No puedo irme de vacaciones cuando quiero, ni decidir hasta qué hora trabajo. Pero sí puedo decidir qué tipo de trabajo quiero realizar, cómo quiero hacerlo, qué estoy dispuesto a sacrificar por realizar una determinada labor.
 

Puedo decidir el número de horas que estoy dispuesto a invertir. Puedo también renunciar a un tipo de trabajo cuando esa responsabilidad laboral entra en conflicto con mi responsabilidad familiar.
 
No es un tema fácil y el equilibrio parece imposible, pero es necesario que aprenda a optar y ver cuál es la mejor manera de vivir mi trabajo, el que me toca en este momento. Estas cosas son importantes, porque nos hemos comprometido con ellas.
 
Pero seguro que hay otras muchas cosas en nuestra vida que nos quitan tiempo de la agenda y seguro que no son tan prioritarias. La vida social, los compromisos, las demandas de los otros, las exigencias que nos imponemos a nosotros mismos, el cuidado de nuestro cuerpo y nuestra alma.
 
Es difícil marcar el límite y decidir que algo ya no es fundamental en nuestra vida, no prioritario y borrarlo de la agenda. Casi hasta nos duele. Borrar algo de la agenda resulta ofensivo. Pero hay que hacerlo, porque si no lo hacemos, la vida nos acabará pasando factura. Stress, agotamiento, conflictos familiares.
 
Por eso viene bien un tiempo de Adviento para plantearnos cómo queremos vivir nuestra vida. Es un tiempo para pensar y reflexionar.
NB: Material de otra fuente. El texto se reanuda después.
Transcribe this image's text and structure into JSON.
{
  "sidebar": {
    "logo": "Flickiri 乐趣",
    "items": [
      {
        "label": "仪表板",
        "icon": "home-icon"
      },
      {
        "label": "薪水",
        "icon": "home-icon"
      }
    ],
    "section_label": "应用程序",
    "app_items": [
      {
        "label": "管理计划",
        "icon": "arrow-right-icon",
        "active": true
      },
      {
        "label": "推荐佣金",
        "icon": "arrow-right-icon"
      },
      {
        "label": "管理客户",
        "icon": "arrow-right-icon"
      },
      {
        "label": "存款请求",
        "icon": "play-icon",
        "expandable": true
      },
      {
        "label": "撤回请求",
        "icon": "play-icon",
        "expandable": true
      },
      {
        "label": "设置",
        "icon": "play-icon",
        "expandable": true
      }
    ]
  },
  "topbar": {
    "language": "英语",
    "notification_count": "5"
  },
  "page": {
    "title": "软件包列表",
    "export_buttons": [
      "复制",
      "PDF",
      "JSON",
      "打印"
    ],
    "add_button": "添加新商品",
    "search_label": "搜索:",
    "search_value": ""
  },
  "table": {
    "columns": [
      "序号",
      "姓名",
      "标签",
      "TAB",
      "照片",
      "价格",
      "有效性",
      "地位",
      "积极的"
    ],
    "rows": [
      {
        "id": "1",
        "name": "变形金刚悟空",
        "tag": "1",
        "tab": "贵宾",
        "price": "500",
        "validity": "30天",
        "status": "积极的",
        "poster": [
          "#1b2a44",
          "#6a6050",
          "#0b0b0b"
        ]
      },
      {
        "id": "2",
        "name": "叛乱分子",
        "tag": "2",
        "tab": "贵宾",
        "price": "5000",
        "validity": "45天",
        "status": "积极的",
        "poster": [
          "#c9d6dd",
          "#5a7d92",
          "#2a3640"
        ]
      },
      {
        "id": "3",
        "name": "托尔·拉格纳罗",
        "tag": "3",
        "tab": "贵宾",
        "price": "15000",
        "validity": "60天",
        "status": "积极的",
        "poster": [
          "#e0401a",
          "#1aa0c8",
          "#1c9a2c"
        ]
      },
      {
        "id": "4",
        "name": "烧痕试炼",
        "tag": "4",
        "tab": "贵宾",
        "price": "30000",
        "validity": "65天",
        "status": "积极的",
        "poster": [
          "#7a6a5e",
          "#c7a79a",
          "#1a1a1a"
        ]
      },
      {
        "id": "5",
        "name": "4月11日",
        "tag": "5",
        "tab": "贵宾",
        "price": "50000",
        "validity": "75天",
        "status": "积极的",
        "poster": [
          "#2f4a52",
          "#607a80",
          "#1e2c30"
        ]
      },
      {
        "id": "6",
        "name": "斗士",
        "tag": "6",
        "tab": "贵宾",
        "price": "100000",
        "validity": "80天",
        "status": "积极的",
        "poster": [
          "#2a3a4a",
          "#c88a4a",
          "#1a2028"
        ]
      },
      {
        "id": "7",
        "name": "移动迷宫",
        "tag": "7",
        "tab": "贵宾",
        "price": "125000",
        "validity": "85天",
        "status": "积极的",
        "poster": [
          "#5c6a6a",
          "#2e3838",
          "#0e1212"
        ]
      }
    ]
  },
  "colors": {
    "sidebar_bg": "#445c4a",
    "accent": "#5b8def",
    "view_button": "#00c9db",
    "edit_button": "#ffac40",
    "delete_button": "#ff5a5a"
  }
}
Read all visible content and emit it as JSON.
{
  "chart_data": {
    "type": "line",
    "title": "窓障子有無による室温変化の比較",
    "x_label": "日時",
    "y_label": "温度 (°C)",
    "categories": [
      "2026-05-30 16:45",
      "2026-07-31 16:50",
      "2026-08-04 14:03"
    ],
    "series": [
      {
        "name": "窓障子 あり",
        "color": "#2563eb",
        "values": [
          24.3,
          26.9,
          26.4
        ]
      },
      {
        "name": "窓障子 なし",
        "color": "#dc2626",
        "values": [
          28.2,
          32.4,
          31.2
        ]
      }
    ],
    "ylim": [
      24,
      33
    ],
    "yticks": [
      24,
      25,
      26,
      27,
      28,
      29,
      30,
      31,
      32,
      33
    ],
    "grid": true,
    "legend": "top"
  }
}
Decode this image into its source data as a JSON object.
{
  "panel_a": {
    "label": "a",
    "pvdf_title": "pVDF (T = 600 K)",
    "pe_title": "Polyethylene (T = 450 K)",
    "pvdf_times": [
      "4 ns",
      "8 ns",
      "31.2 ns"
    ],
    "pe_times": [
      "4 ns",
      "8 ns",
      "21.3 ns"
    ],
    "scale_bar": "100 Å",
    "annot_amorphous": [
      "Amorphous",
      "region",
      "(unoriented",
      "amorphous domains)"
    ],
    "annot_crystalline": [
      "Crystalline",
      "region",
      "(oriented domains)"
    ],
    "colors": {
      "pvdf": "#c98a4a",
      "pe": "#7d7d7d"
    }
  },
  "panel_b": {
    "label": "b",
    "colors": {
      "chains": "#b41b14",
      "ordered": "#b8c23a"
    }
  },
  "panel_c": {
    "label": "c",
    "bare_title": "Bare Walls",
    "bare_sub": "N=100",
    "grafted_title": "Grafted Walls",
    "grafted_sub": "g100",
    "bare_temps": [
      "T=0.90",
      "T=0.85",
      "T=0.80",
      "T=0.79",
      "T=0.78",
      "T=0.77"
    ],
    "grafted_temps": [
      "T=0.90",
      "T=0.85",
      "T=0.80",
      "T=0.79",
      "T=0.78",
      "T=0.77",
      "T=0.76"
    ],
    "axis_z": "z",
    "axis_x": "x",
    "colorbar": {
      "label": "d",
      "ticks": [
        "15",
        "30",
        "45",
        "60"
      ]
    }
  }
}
Es importante tener claro nuestros principios fundamentales, a los que no estamos dispuestos a renunciar.
 
Es verdad que algunas veces tendremos que renunciar a otras cosas que podíamos hacer, porque el amor y la fidelidad a nuestro camino exigen renuncias. Pero hay muchas cosas en las que nosotros somos los que decidimos si son o no prioritarias.
 
Nosotros podemos optar en muchos casos. ¿Lo hacemos? Creo que el tiempo de Adviento es una oportunidad para reflexionar sobre este tema.
 
¿Qué llena mi agenda? ¿Cuáles son mis compromisos y responsabilidades? ¿Dónde están puestas mis prioridades? ¿En qué cosas puedo recortar y decidir que no quiero que me quiten todo el tiempo?